PHILADELPHIA (AP) _ Comcast Corp. and Sony Pictures Entertainment will unveil a new horror and thriller network this Halloween through video-on-demand, the first collaboration between the two companies under a deal to create new cable channels.

The as-yet-unnamed channel, to be announced Monday at National Cable & Television Association's annual The National Show conference in Atlanta, will feature over 1,000 horror and thriller movies and TV shows from the Sony/MGM libraries including ``Silence of the Lambs,'' ``I Know What You Did Last Summer,'' and ``Panic Room.''

The channel, to be offered free to digital subscribers, will feature at least 20 films and some TV series, comprising 40 to 70-plus hours of programming. A quarter of the content will be changed every two weeks.

The channel will be supported by advertising targeting the highly desirable youth-to-young-professional market. Ad revenue will be shared by Comcast and Sony Pictures of Culver City, Calif.

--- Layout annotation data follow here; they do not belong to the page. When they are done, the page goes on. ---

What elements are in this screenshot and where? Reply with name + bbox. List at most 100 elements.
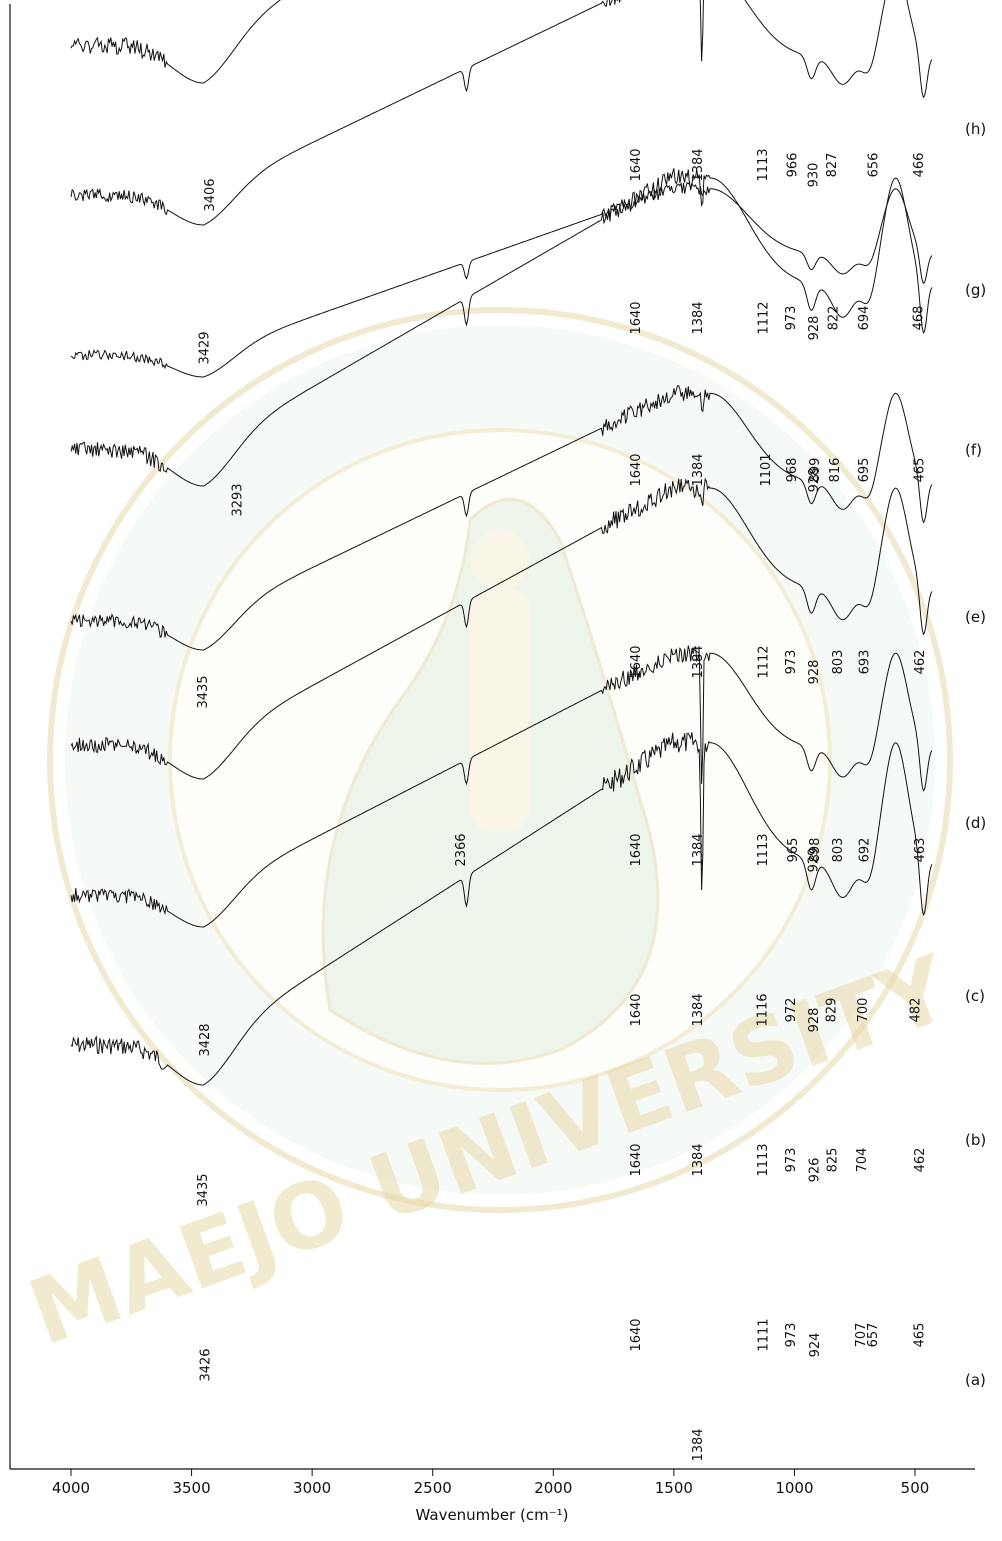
x-tick-label-2000: 2000 [534, 1479, 572, 1497]
watermark-seal [47, 307, 953, 1213]
peak-label-c-482: 482 [908, 998, 923, 1023]
peak-label-d-1640: 1640 [629, 833, 644, 866]
peak-label-a-465: 465 [912, 1323, 927, 1348]
peak-label-c-1640: 1640 [629, 993, 644, 1026]
peak-label-f-3293: 3293 [231, 483, 246, 516]
spectrum-line-c [70, 477, 933, 780]
spectrum-line-g [70, 0, 933, 226]
peak-label-a-3426: 3426 [198, 1348, 213, 1381]
peak-label-f-1384: 1384 [691, 453, 706, 486]
peak-label-c-928: 928 [807, 1008, 822, 1033]
spectrum-line-b [70, 645, 933, 928]
spectrum-line-f [70, 181, 933, 378]
peak-label-b-926: 926 [807, 1158, 822, 1183]
peak-label-e-1384: 1384 [691, 645, 706, 678]
peak-label-d-463: 463 [913, 838, 928, 863]
peak-label-d-1384: 1384 [691, 833, 706, 866]
series-label-e: (e) [965, 608, 986, 626]
series-label-g: (g) [965, 281, 986, 299]
x-tick-label-2500: 2500 [414, 1479, 452, 1497]
peak-label-a-657: 657 [866, 1323, 881, 1348]
peak-label-b-1113: 1113 [756, 1143, 771, 1176]
peak-label-f-1640: 1640 [629, 453, 644, 486]
peak-label-f-899: 899 [808, 458, 823, 483]
peak-label-e-693: 693 [858, 650, 873, 675]
series-label-d: (d) [965, 814, 986, 832]
peak-label-g-694: 694 [857, 306, 872, 331]
peak-label-a-973: 973 [784, 1323, 799, 1348]
x-axis-title: Wavenumber (cm⁻¹) [416, 1506, 569, 1524]
peak-label-d-965: 965 [786, 838, 801, 863]
peak-label-d-692: 692 [858, 838, 873, 863]
peak-label-d-2366: 2366 [454, 833, 469, 866]
plot-frame [9, 4, 975, 1470]
peak-label-h-3406: 3406 [203, 178, 218, 211]
peak-label-a-1384: 1384 [691, 1428, 706, 1461]
x-axis-ticks [70, 1469, 916, 1476]
peak-label-d-929: 929 [807, 848, 822, 873]
peak-label-c-829: 829 [825, 998, 840, 1023]
peak-label-b-704: 704 [855, 1148, 870, 1173]
series-label-h: (h) [965, 120, 986, 138]
spectrum-line-e [70, 168, 933, 487]
spectrum-line-a [70, 732, 933, 1086]
peak-label-h-466: 466 [912, 153, 927, 178]
peak-label-h-966: 966 [786, 153, 801, 178]
peak-label-f-968: 968 [785, 458, 800, 483]
peak-label-c-1384: 1384 [691, 993, 706, 1026]
peak-label-g-1640: 1640 [629, 301, 644, 334]
series-label-b: (b) [965, 1131, 986, 1149]
spectrum-line-h [70, 0, 281, 84]
series-label-c: (c) [965, 987, 985, 1005]
x-tick-label-1500: 1500 [655, 1479, 693, 1497]
series-labels-group: (a) (b) (c) (d) (e) (f) (g) (h) [965, 120, 986, 1389]
peak-label-h-827: 827 [825, 153, 840, 178]
peak-label-g-822: 822 [826, 306, 841, 331]
peak-label-b-3435: 3435 [196, 1173, 211, 1206]
x-axis-tick-labels: 4000 3500 3000 2500 2000 1500 1000 500 [52, 1479, 929, 1497]
peak-label-f-816: 816 [828, 458, 843, 483]
peak-label-f-1101: 1101 [759, 453, 774, 486]
spectrum-line-d [70, 385, 933, 651]
peak-label-b-1384: 1384 [691, 1143, 706, 1176]
peak-label-e-3435: 3435 [196, 675, 211, 708]
peak-label-c-700: 700 [856, 998, 871, 1023]
x-tick-label-500: 500 [901, 1479, 930, 1497]
peak-label-e-928: 928 [807, 660, 822, 685]
peak-label-c-972: 972 [784, 998, 799, 1023]
peak-label-b-973: 973 [784, 1148, 799, 1173]
peak-label-e-462: 462 [913, 650, 928, 675]
peak-label-f-465: 465 [912, 458, 927, 483]
series-label-a: (a) [965, 1371, 986, 1389]
peak-label-d-803: 803 [831, 838, 846, 863]
peak-label-a-707: 707 [854, 1323, 869, 1348]
peak-label-g-468: 468 [912, 306, 927, 331]
peak-label-h-656: 656 [866, 153, 881, 178]
peak-label-b-825: 825 [826, 1148, 841, 1173]
peak-label-h-1640: 1640 [629, 148, 644, 181]
peak-label-d-1113: 1113 [756, 833, 771, 866]
spectra-group [70, 0, 933, 1086]
peak-label-c-3428: 3428 [198, 1023, 213, 1056]
peak-label-h-930: 930 [806, 163, 821, 188]
peak-label-g-3429: 3429 [198, 331, 213, 364]
peak-label-e-973: 973 [784, 650, 799, 675]
peak-label-a-924: 924 [808, 1333, 823, 1358]
peak-label-g-973: 973 [784, 306, 799, 331]
peak-label-e-1640: 1640 [629, 645, 644, 678]
peak-label-g-928: 928 [807, 316, 822, 341]
peak-label-f-695: 695 [857, 458, 872, 483]
peak-label-d-898: 898 [808, 838, 823, 863]
series-label-f: (f) [965, 441, 982, 459]
peak-label-f-928: 928 [807, 468, 822, 493]
peak-label-h-1384: 1384 [691, 148, 706, 181]
peak-label-e-803: 803 [831, 650, 846, 675]
peak-label-a-1111: 1111 [757, 1318, 772, 1351]
peak-label-h-1113: 1113 [756, 148, 771, 181]
peak-label-b-462: 462 [913, 1148, 928, 1173]
peak-label-c-1116: 1116 [756, 993, 771, 1026]
peak-label-e-1112: 1112 [756, 645, 771, 678]
x-tick-label-4000: 4000 [52, 1479, 90, 1497]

``It really appeals very strongly to a fan base of 18- to 34-year-olds,'' said Diane Robina, president of emerging networks at Philadelphia-based Comcast. ``When you're looking at a platform like this, you want to appeal to a passionate and loyal audience.''

The two companies said the cable channel will be the first dedicated to the horror and thriller genre. Comcast, the nation's largest cable operator with more than 21 million customers, said 20 percent of feature films released by major studios in 2005 were part of the genre. A third of those movies topped the box office on their debut.

Comcast made a decision to offer the channel through video-on-demand to keep subscribers from switching to satellite TV, which cannot duplicate the service. With the on-demand service, digital subscribers can watch a library of films, TV shows and other content whenever they want.

While Comcast has developed other channels exclusively for the on-demand service, such as ExerciseTV, subscribers prefer to watch movies and TV shows of premium channels such as HBO and Cinemax. Officials say that's how cable can keep customers from jumping ship. Other programs, they say, are helpful, but not dealmakers.

``The real glue is premium on-demand,'' said Bruce Leichtman, president of the Leichtman Research Group in Durham, N.H. ``Nearly half of all viewing is movies and series.''

However, cable companies still face the challenge of getting Hollywood content more quickly after it is released. Comcast and Sony said the new channel will not shorten the window for delivery.

The new network will be supported by online content including exclusive outtakes, music downloads and behind-the-scenes footage. Comcast later plans to add a wireless dimension, offering horror ring-tones, sound effects and other mobile features.

The new channel is one of several expected under a 2004 Comcast-Sony agreement, which called for the creation of new cable channels using Sony and MGM content and cemented a distribution deal. The Sony and MGM libraries comprise 7,500 movies and 150,000 TV episodes.

The agreement came in the same month that Sony Corp. led a group to acquire Metro-Goldwyn-Mayer Inc. for nearly $5 billion, including debt. Comcast was part of the group, investing $300 million.